We don't even need to assume full Turing machines to refute this short-sighted philosophical garbage. You can consider ML algorithms to experience "pain" every time they make a decision that leads to unfavorable results. When AlphaGo trained for months, every time it would make a move that resulted in a less favorable outcome, it experienced "pain" and associated those moves with playing worse. If AlphaGo were to continue making shitty moves, it would eventually "die" because its makers would have decided it was a shitty algorithm and trashed it.

I know. But it can't be simulated by a Turing machine.

pain is a physical signal, whereas a Turing machine is abstract
pain cannot be abstracted

>a simple algorithm truly experiences pain
This is ridiculous and totally misses the point.

anything can

>muh feels tell me pain is different than other signals because it hurts me

>philosophically fascinating
>plagues tons of minds
>destroys lives
>trivial

You're missing the point, amigo. just gave you a valid analogue for pain and instead of refuting it somehow, you just said its missing the point.
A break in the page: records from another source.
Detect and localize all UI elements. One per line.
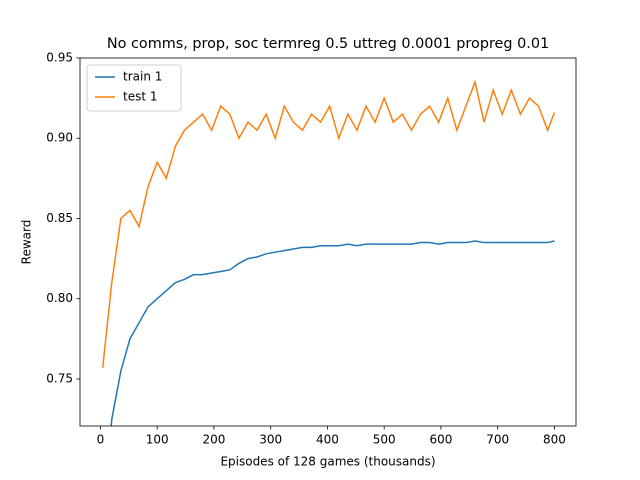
y-tick-label: 0.90: [46, 131, 73, 145]
x-tick-label: 300: [259, 433, 282, 447]
x-tick-label: 0: [97, 433, 105, 447]
x-tick-label: 100: [146, 433, 169, 447]
x-axis-label: Episodes of 128 games (thousands): [220, 455, 435, 469]
plot-area: [101, 79, 556, 426]
data-line: [101, 79, 556, 368]
y-tick-label: 0.95: [46, 51, 73, 65]
data-line: [110, 240, 555, 426]
x-tick-label: 600: [429, 433, 452, 447]
legend-label: train 1: [123, 70, 162, 84]
legend-label: test 1: [123, 90, 158, 104]
x-tick-label: 400: [316, 433, 339, 447]
axes-frame: [79, 57, 577, 427]
x-tick-label: 200: [202, 433, 225, 447]
x-tick-label: 800: [543, 433, 566, 447]
x-tick-label: 700: [486, 433, 509, 447]
chart-title: No comms, prop, soc termreg 0.5 uttreg 0…: [107, 36, 549, 52]
y-tick-label: 0.75: [46, 371, 73, 385]
y-tick-label: 0.85: [46, 211, 73, 225]
y-axis-label: Reward: [20, 220, 34, 265]
x-tick-label: 500: [373, 433, 396, 447]
y-tick-label: 0.80: [46, 291, 73, 305]
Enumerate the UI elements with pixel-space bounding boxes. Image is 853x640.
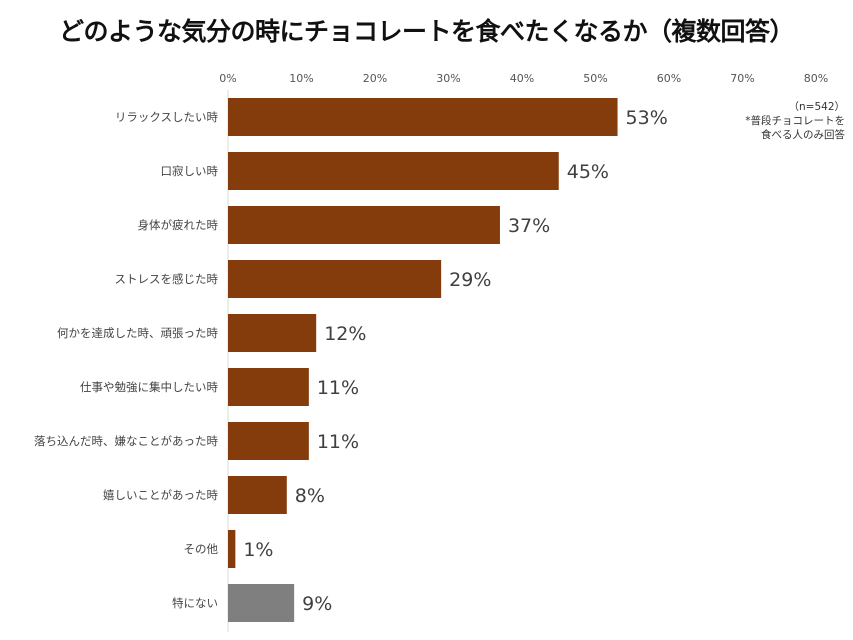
x-tick-label: 30% — [436, 72, 460, 85]
note-line: （n=542） — [788, 101, 846, 113]
chart-title: どのような気分の時にチョコレートを食べたくなるか（複数回答） — [58, 17, 795, 46]
x-tick-label: 10% — [289, 72, 313, 85]
bar — [228, 314, 317, 352]
category-label: 何かを達成した時、頑張った時 — [57, 326, 218, 340]
x-tick-label: 20% — [363, 72, 387, 85]
bar — [228, 152, 559, 190]
x-tick-label: 40% — [510, 72, 534, 85]
bar — [228, 584, 295, 622]
x-tick-label: 80% — [804, 72, 828, 85]
category-label: 口寂しい時 — [161, 164, 219, 178]
bar — [228, 98, 618, 136]
bar — [228, 476, 287, 514]
data-label: 11% — [317, 377, 359, 399]
data-label: 11% — [317, 431, 359, 453]
bar — [228, 422, 309, 460]
x-tick-label: 50% — [583, 72, 607, 85]
category-label: ストレスを感じた時 — [115, 272, 219, 286]
data-label: 53% — [626, 107, 668, 129]
data-label: 12% — [324, 323, 366, 345]
data-label: 1% — [243, 539, 273, 561]
x-tick-label: 0% — [219, 72, 236, 85]
bar — [228, 368, 309, 406]
bar — [228, 260, 442, 298]
x-tick-label: 60% — [657, 72, 681, 85]
note-line: 食べる人のみ回答 — [761, 129, 845, 141]
note-line: *普段チョコレートを — [745, 115, 845, 127]
bar — [228, 530, 236, 568]
category-label: 仕事や勉強に集中したい時 — [80, 380, 218, 394]
sample-note: （n=542） *普段チョコレートを 食べる人のみ回答 — [745, 100, 845, 142]
category-label: その他 — [184, 542, 219, 556]
category-label: 落ち込んだ時、嫌なことがあった時 — [34, 434, 218, 448]
category-label: 身体が疲れた時 — [138, 218, 219, 232]
category-label: 特にない — [172, 596, 218, 610]
category-label: 嬉しいことがあった時 — [103, 488, 218, 502]
category-label: リラックスしたい時 — [115, 110, 219, 124]
data-label: 37% — [508, 215, 550, 237]
bar — [228, 206, 500, 244]
data-label: 9% — [302, 593, 332, 615]
data-label: 45% — [567, 161, 609, 183]
data-label: 8% — [295, 485, 325, 507]
x-tick-label: 70% — [730, 72, 754, 85]
data-label: 29% — [449, 269, 491, 291]
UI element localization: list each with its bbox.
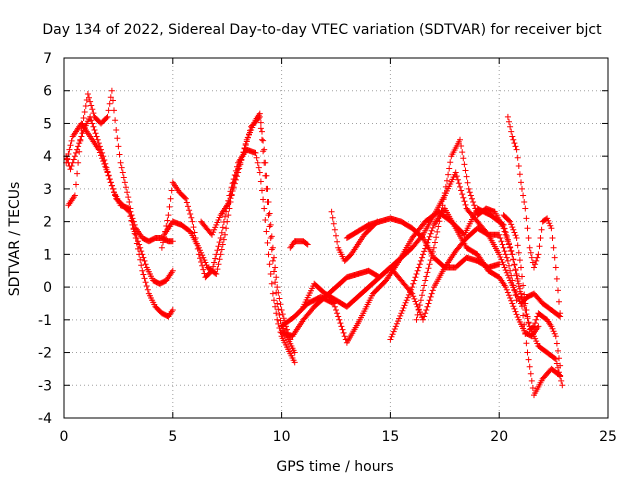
series-markers	[65, 87, 176, 287]
x-tick-label: 0	[60, 429, 69, 445]
y-tick-label: 4	[43, 149, 52, 165]
y-tick-label: 6	[43, 84, 52, 100]
series-markers	[500, 212, 564, 369]
y-tick-label: 3	[43, 182, 52, 198]
x-tick-label: 5	[168, 429, 177, 445]
series-track-6	[198, 110, 294, 343]
series-markers	[287, 238, 311, 251]
plot-frame	[63, 57, 609, 419]
y-tick-label: 0	[43, 280, 52, 296]
series-markers	[387, 205, 542, 343]
y-tick-label: -3	[38, 378, 52, 394]
series-track-7	[287, 238, 311, 251]
x-tick-label: 25	[599, 429, 617, 445]
series-track-3	[65, 87, 176, 287]
x-axis-label: GPS time / hours	[276, 459, 393, 475]
series-markers	[158, 146, 298, 366]
y-tick-label: 5	[43, 116, 52, 132]
y-tick-label: -2	[38, 346, 52, 362]
y-tick-label: 1	[43, 247, 52, 263]
x-tick-label: 10	[273, 429, 291, 445]
series-markers	[198, 110, 294, 343]
series-track-15	[500, 212, 564, 369]
x-tick-label: 20	[490, 429, 508, 445]
y-tick-label: 7	[43, 51, 52, 67]
y-tick-label: 2	[43, 215, 52, 231]
y-tick-label: -1	[38, 313, 52, 329]
y-tick-label: -4	[38, 411, 52, 427]
chart-title: Day 134 of 2022, Sidereal Day-to-day VTE…	[42, 22, 602, 38]
series-track-16	[504, 113, 564, 317]
series-markers	[504, 113, 564, 317]
y-axis-label: SDTVAR / TECUs	[7, 182, 23, 297]
series-track-13	[387, 205, 542, 343]
data-points	[63, 87, 566, 399]
axis-ticks: 0 5 10 15 20 25 -4 -3 -2 -1 0 1 2 3 4 5 6 7	[38, 51, 617, 445]
x-tick-label: 15	[381, 429, 399, 445]
series-track-4	[158, 146, 298, 366]
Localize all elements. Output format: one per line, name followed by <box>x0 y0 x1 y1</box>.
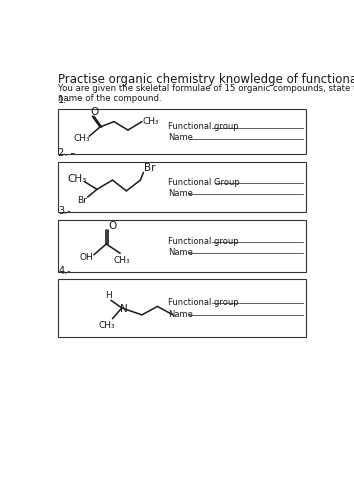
Text: 1.-: 1.- <box>58 96 71 106</box>
Text: Functional group: Functional group <box>168 237 239 246</box>
Text: OH: OH <box>80 254 94 262</box>
Text: 4.-: 4.- <box>58 266 71 276</box>
Text: Br: Br <box>77 196 87 205</box>
Text: Name: Name <box>168 188 193 198</box>
Text: Name: Name <box>168 310 193 319</box>
Text: CH₃: CH₃ <box>74 134 90 143</box>
Text: You are given the skeletal formulae of 15 organic compounds, state the functiona: You are given the skeletal formulae of 1… <box>58 84 354 103</box>
Text: O: O <box>109 222 117 232</box>
Text: CH₃: CH₃ <box>114 256 131 266</box>
Text: CH₃: CH₃ <box>68 174 87 184</box>
Text: O: O <box>91 106 99 117</box>
Text: Functional Group: Functional Group <box>168 178 240 187</box>
Text: CH₃: CH₃ <box>98 321 115 330</box>
Text: H: H <box>105 291 112 300</box>
Text: 3.-: 3.- <box>58 206 71 216</box>
Text: CH₃: CH₃ <box>143 117 159 126</box>
Bar <box>58 162 306 212</box>
Bar <box>58 220 306 272</box>
Bar <box>58 110 306 154</box>
Text: Functional group: Functional group <box>168 298 239 306</box>
Text: Practise organic chemistry knowledge of functional groups;: Practise organic chemistry knowledge of … <box>58 73 354 86</box>
Text: Br: Br <box>144 163 156 173</box>
Text: 2. –: 2. – <box>58 148 75 158</box>
Text: Name: Name <box>168 248 193 256</box>
Bar <box>58 280 306 337</box>
Text: N: N <box>120 304 128 314</box>
Text: Name: Name <box>168 134 193 142</box>
Text: Functional group: Functional group <box>168 122 239 132</box>
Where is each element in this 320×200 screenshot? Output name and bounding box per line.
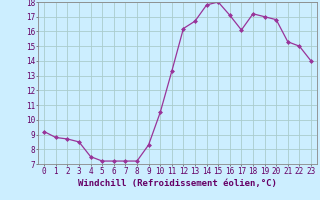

Your point was whether a Turing machine can feel pain, and that guy said "it can feel a sensation which is analogue to the function and form of pain." Those amount to pretty much the same thing.

If your question was about pain, and you counter every single response by saying "Well thats not REAL pain" then you're never going to get an answer because your subjective conception of pain is impossible to be objectively imitated.